Er winkte kichernd ab.
Wenn schon; ihm blieb ja noch die andere. Im Augenblick jedoch verschwendete er nur einen flüchtigen Gedanken an sie. Um sie konnte er sich später noch kümmern. Sie würde seinem kleinen Reich nicht entkommen.
Jetzt galt es, sich anderer Dinge anzunehmen. Das Haus vorzubereiten auf diesen besonderen Gast. Schließlich sollte er sich wohlfühlen in
God's Garden
. Zumindest so lange, bis er seiner überdrüssig wurde...
Lachend eilte er durch die kahlen Gänge und Räume des Hauses – die hinter ihm weder leer noch kahl zurückblieben.
Heaven floh.
Vor den Verblendeten.
Vor Hidden Moon.
Vor sich selbst...
Sie wusste nicht, wie lange und wie weit sie auf den Lederschwingen ihrer Fledermausgestalt durch die Nacht gerast war. Irgendwann ging sie einfach nieder, verwandelte sich zurück und ließ sich in taufeuchtes Gras sinken.
Eine Stimme in ihr, die nicht wirklich ihr gehörte, wollte sie zur Umkehr zwingen. Zurück zu Hidden Moon treiben – aber nicht, um ihm beizustehen...
Mit der krächzenden Stimme einer Verdurstenden antwortete sie der anderen: »Nein, das tue ich nicht. Ich kann es nicht. Ich will es nicht!«
Dann stirb, du dümmstes Geschöpf, das je auf Erden wandelte
, keifte die andere Stimme, lautlos, aber mit jeder Silbe wie mit einer Klinge über Heavens Nerven fahrend.

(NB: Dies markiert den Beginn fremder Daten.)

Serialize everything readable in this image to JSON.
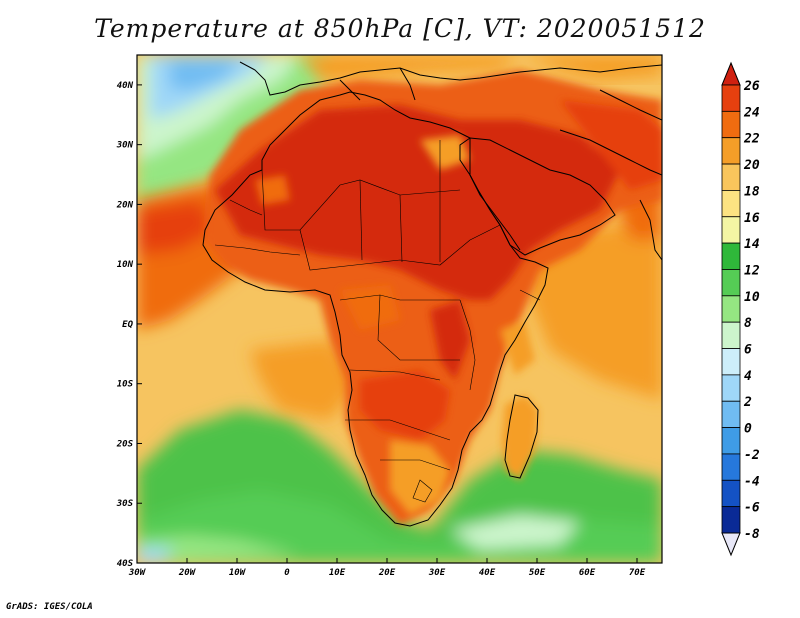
{
  "title": "Temperature at 850hPa [C], VT: 2020051512",
  "footer": "GrADS: IGES/COLA",
  "axes": {
    "x_ticks": [
      "30W",
      "20W",
      "10W",
      "0",
      "10E",
      "20E",
      "30E",
      "40E",
      "50E",
      "60E",
      "70E"
    ],
    "y_ticks": [
      "40N",
      "30N",
      "20N",
      "10N",
      "EQ",
      "10S",
      "20S",
      "30S",
      "40S"
    ]
  },
  "colorbar": {
    "labels": [
      "26",
      "24",
      "22",
      "20",
      "18",
      "16",
      "14",
      "12",
      "10",
      "8",
      "6",
      "4",
      "2",
      "0",
      "-2",
      "-4",
      "-6",
      "-8"
    ],
    "colors": [
      "#d02010",
      "#e6400f",
      "#f06c10",
      "#f59e28",
      "#f9c55c",
      "#fce382",
      "#f4f6a4",
      "#2fb83a",
      "#55cc55",
      "#95e682",
      "#ccf5cc",
      "#cdeefa",
      "#9fd7f8",
      "#70bcf2",
      "#3f9ce6",
      "#2678dc",
      "#1452c4",
      "#0a2a96",
      "#081a70"
    ]
  },
  "colors": {
    "ocean_south": "#4ec24a",
    "ocean_mid": "#f6c460",
    "land_hot": "#d42a10",
    "land_warm": "#ec5f12",
    "mediterranean_cool": "#95e682",
    "atlantic_cold": "#70bcf2",
    "coastline": "#000000"
  }
}
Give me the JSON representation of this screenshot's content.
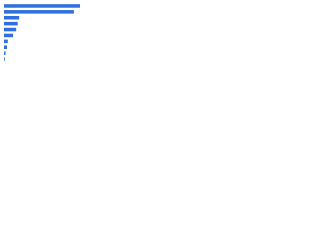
{
  "chart_data": {
    "type": "bar",
    "orientation": "horizontal",
    "categories": [
      null,
      null,
      null,
      null,
      null,
      null,
      null,
      null,
      null,
      null
    ],
    "values": [
      100,
      92,
      20,
      18,
      16,
      12,
      5,
      4,
      2,
      1
    ],
    "color": "#2f6fde"
  }
}
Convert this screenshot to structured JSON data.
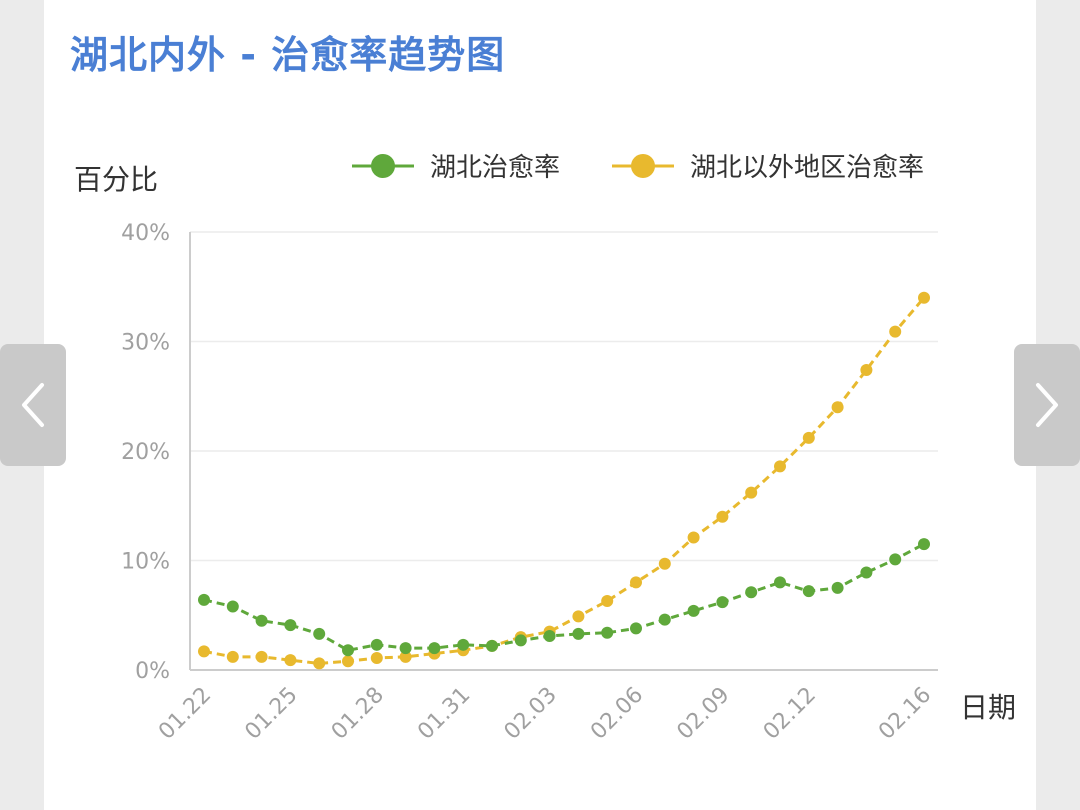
{
  "title": "湖北内外 - 治愈率趋势图",
  "nav": {
    "prev_icon": "chevron-left-icon",
    "next_icon": "chevron-right-icon"
  },
  "chart_data": {
    "type": "line",
    "ylabel": "百分比",
    "xlabel": "日期",
    "ylim": [
      0,
      40
    ],
    "yticks": [
      "0%",
      "10%",
      "20%",
      "30%",
      "40%"
    ],
    "grid": true,
    "legend_position": "top-right",
    "xtick_labels": [
      "01.22",
      "01.25",
      "01.28",
      "01.31",
      "02.03",
      "02.06",
      "02.09",
      "02.12",
      "02.16"
    ],
    "x": [
      "01.22",
      "01.23",
      "01.24",
      "01.25",
      "01.26",
      "01.27",
      "01.28",
      "01.29",
      "01.30",
      "01.31",
      "02.01",
      "02.02",
      "02.03",
      "02.04",
      "02.05",
      "02.06",
      "02.07",
      "02.08",
      "02.09",
      "02.10",
      "02.11",
      "02.12",
      "02.13",
      "02.14",
      "02.15",
      "02.16"
    ],
    "series": [
      {
        "name": "湖北治愈率",
        "color": "#5fa83b",
        "values": [
          6.4,
          5.8,
          4.5,
          4.1,
          3.3,
          1.8,
          2.3,
          2.0,
          2.0,
          2.3,
          2.2,
          2.7,
          3.1,
          3.3,
          3.4,
          3.8,
          4.6,
          5.4,
          6.2,
          7.1,
          8.0,
          7.2,
          7.5,
          8.9,
          10.1,
          11.5
        ]
      },
      {
        "name": "湖北以外地区治愈率",
        "color": "#e8b92e",
        "values": [
          1.7,
          1.2,
          1.2,
          0.9,
          0.6,
          0.8,
          1.1,
          1.2,
          1.5,
          1.8,
          2.2,
          3.0,
          3.5,
          4.9,
          6.3,
          8.0,
          9.7,
          12.1,
          14.0,
          16.2,
          18.6,
          21.2,
          24.0,
          27.4,
          30.9,
          34.0
        ]
      }
    ]
  }
}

»Ja, lieber sterbe ich«, flüsterte sie, »als dass ich Hidden Moon etwas zuleide täte.«
Die andere Stimme verstummte. Aber sie blieb in ihr. Selbst ihr Schweigen bedeutete Heaven Schmerz.
Sie schloss die Augen und zwang sich, ruhig zu atmen, versuchte nachzuahmen, was Menschen Meditation nannten. Der Versuch glückte leidlich. Zumindest aber gut genug, dass sie ihre wirbelnden Gedanken halbwegs in Ordnung bringen konnte.
Die Antwort auf jene Frage, die sie über allem beschäftigte, fand Heaven jedoch nicht darin.
»Was ist nur geschehen?«
Sie merkte kaum, dass sie sie laut stellte. So laut eben, wie ihre trockenen Stimmbänder es noch zuließen...
Etwas hatte zwischen ihr und dem Arapaho bestanden, war geflossen, wie in einer Art von Austausch. Dieses Etwas mochte daran »schuld« sein, dass sie ihm sein Blut nicht nehmen konnte, selbst wenn sie es gewollt hätte...
Wollte sie es denn nicht? Hatte sie überhaupt die willentliche Möglichkeit, es
nicht
zu wollen?
Nach allem, was sie über sich, über ihre Aufgabe und ihre Bestimmung wusste, musste sie diese Frage verneinen. Sie war schlicht und ergreifend dazu
gezwungen
, es zu wollen.
Und doch widerstand sie. Was nur einen Schluss zuließ: Etwas war schiefgelaufen in SEINEM Plan. Etwas Unvorhergesehenes war eingetreten. Nur – konnte es etwas geben, dass der Schöpfer übersehen würde?
Wieder eine dieser Fragen, die Heaven nur mit Nein beantworten konnte. Und doch –
Sie spürte, dass die Antwort zum Greifen nahe lag. Sie war
in
ihr. Schon längst. Seit sie in die Augen des sterbenden...
Sie kam nicht dazu, den Gedanken weiterzuverfolgen, nachdem sie sein Ende fast erreicht, die Antwort beinahe schon gefunden hatte.